Espinhaõ est attentif. Nathalie rit sous cape. Joanna, Lanh et Fred sont fiers de leur petit-fils, amour interdit et ami, et pas mal d’eux-mêmes aussi. Salinger se contente d’un geste incitant Mark à poursuivre.

— Là, ça se complique et il me manque des éléments, mais M. Espinhaõ me corrigera ou complétera.

« Une association d’individus anonymes, mais dont les intérêts semblent étroitement liés à ceux des multinationales en question et que nous appellerons Spyder, a dans un premier temps favorisé la croisade terroriste de notre ami Markus. À première vue, cela revenait à faire entrer le monstre chez soi et à lui permettre de causer de graves dégâts. Toutefois, il suffit de jeter un œil sur la Bourse pour voir que la T&B et la Kay-Zaco s’en sortent plutôt pas mal, et il suffit de se souvenir de la haine que ses concurrents et l’administration américaine vouaient à Liz Crowley pour comprendre qu’il convenait de s’en débarrasser. Peut-être même a-t-elle été l’occasion d’un marchandage. La mort de Larkin n’ayant été, elle, qu’une incidente facile à faire passer en pertes et profits.

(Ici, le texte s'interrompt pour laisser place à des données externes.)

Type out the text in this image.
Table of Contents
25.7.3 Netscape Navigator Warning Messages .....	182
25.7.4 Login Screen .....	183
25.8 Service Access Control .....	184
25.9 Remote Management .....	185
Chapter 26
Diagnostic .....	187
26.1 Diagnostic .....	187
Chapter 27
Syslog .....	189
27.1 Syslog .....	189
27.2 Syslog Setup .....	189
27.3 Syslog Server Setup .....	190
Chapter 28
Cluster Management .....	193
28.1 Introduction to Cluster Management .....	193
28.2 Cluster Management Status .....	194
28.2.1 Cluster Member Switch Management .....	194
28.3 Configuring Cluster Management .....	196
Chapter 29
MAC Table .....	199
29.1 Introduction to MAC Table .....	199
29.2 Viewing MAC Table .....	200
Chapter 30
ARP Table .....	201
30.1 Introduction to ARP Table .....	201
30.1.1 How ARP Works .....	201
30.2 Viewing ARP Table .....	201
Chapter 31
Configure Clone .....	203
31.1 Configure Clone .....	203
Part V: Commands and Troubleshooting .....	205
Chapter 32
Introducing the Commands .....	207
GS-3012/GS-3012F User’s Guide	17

— C’est un peu cynique, non ? demande Espinhaõ.

— J’accepte le compliment du maître, s’incline Mark. Toujours est-il que les attentats de Markus dédouanaient, et pour cause, ceux qui les supervisaient, tout en leur conférant une aura de martyr et en orientant les soupçons légitimes de tous les services de police du monde vers... eh bien disons, des intérêts différents. Le WER devenait le bouc émissaire idéal. D’une part, il avait déjà mis à mal toute une branche de Spyder en éliminant la Veuve Noire, et ses activités allaient forcément l’amener à interférer encore avec celles du même Spyder. D’autre part, cela mettait l’Europe dans une situation inconfortable pour négocier, dans un premier temps, l’ordre du jour de la CME et, par la suite, les dispositions internationales que celle-ci prendrait.

Salinger lève la main.

— À noter que, en l’absence actuelle de réglementation dans un domaine où la mondialisation fait rage depuis très longtemps, les États-Unis peuvent fort bien se contenter du non aboutissement des tractations. Je parierais d’ailleurs pour cette stratégie.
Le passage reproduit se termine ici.